Sure,like if murderers run amok, the king can kill them extrajudicially, w/o Edim and Hasraah. Big whoop. That has nothing to do with the 'completeness' of the Torah. The Torah itself is saying that its laws are not going to bring about guaranteed societal utopia, rather following it guarantees Chalot Shefa Eloki, and that you appoint a king for temporary intervention for the purpose of societal protection.

What you're saying is akin to saying that the Torah is incomplete because it says that Sanhedrin Makin V'Onshin Shelo Min HaDin.

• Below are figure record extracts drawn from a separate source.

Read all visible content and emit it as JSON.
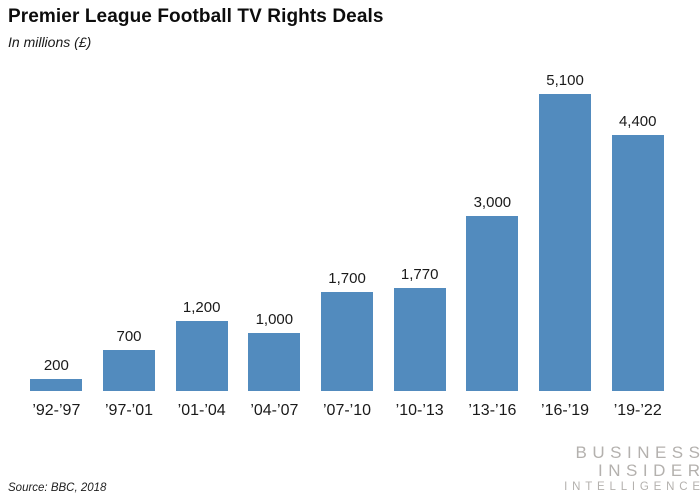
{
  "header": {
    "title": "Premier League Football TV Rights Deals",
    "subtitle": "In millions (£)"
  },
  "chart_data": {
    "type": "bar",
    "title": "Premier League Football TV Rights Deals",
    "subtitle": "In millions (£)",
    "categories": [
      "’92-’97",
      "’97-’01",
      "’01-’04",
      "’04-’07",
      "’07-’10",
      "’10-’13",
      "’13-’16",
      "’16-’19",
      "’19-’22"
    ],
    "values": [
      200,
      700,
      1200,
      1000,
      1700,
      1770,
      3000,
      5100,
      4400
    ],
    "value_labels": [
      "200",
      "700",
      "1,200",
      "1,000",
      "1,700",
      "1,770",
      "3,000",
      "5,100",
      "4,400"
    ],
    "xlabel": "",
    "ylabel": "In millions (£)",
    "ylim": [
      0,
      5100
    ],
    "grid": false,
    "legend": false,
    "bar_color": "#528bbe",
    "label_position": "above-bars"
  },
  "footer": {
    "source": "Source: BBC, 2018",
    "logo_lines": [
      "BUSINESS",
      "INSIDER",
      "INTELLIGENCE"
    ]
  }
}
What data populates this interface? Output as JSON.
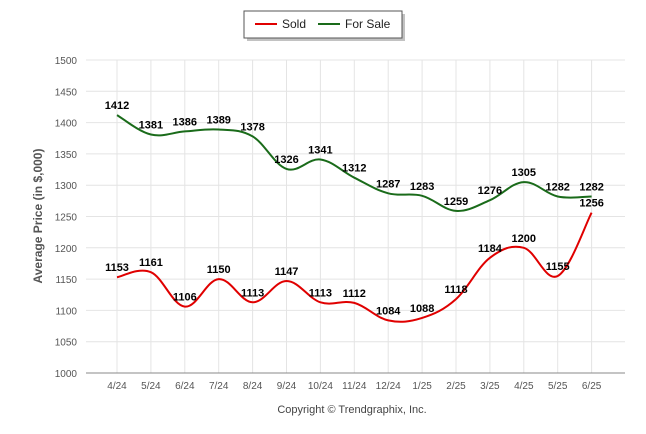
{
  "legend": {
    "items": [
      {
        "label": "Sold",
        "color": "#e00000"
      },
      {
        "label": "For Sale",
        "color": "#1a6b1a"
      }
    ]
  },
  "footer": "Copyright © Trendgraphix, Inc.",
  "chart_data": {
    "type": "line",
    "ylabel": "Average Price (in $,000)",
    "xlabel": "",
    "title": "",
    "ylim": [
      1000,
      1500
    ],
    "yticks": [
      1000,
      1050,
      1100,
      1150,
      1200,
      1250,
      1300,
      1350,
      1400,
      1450,
      1500
    ],
    "grid": true,
    "legend_position": "top-center",
    "categories": [
      "4/24",
      "5/24",
      "6/24",
      "7/24",
      "8/24",
      "9/24",
      "10/24",
      "11/24",
      "12/24",
      "1/25",
      "2/25",
      "3/25",
      "4/25",
      "5/25",
      "6/25"
    ],
    "series": [
      {
        "name": "Sold",
        "color": "#e00000",
        "values": [
          1153,
          1161,
          1106,
          1150,
          1113,
          1147,
          1113,
          1112,
          1084,
          1088,
          1118,
          1184,
          1200,
          1155,
          1256
        ]
      },
      {
        "name": "For Sale",
        "color": "#1a6b1a",
        "values": [
          1412,
          1381,
          1386,
          1389,
          1378,
          1326,
          1341,
          1312,
          1287,
          1283,
          1259,
          1276,
          1305,
          1282,
          1282
        ]
      }
    ]
  }
}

That's part of Torah too!

bluke said...

If you read the whole derasha you see that the Ran goes much further then that. The Ran is talking about a whole system of civil law.

Bari said...

The Ran himself in that Derasha compares the two (Melech and Sanhedrin Makin V'Onshin.) It is no more than a temporary intervention when circumstances call for it.

If you read the very next line in the Derashos HaRan, he says openly:

ואין אנו חסרים בזה דבר, כי כל מה שיחסר מהתקון הנזכר היה משלימו המלך

Meaning, the Torah is NOT incomplete, because the Torah ITSELF mandates that the king impose extrajudicial law when societal malaises justify it.

bluke said...

We are arguing semantics. Yes, the Torah gives the role to the King, but the details are left up to the King and are not specified in the Torah.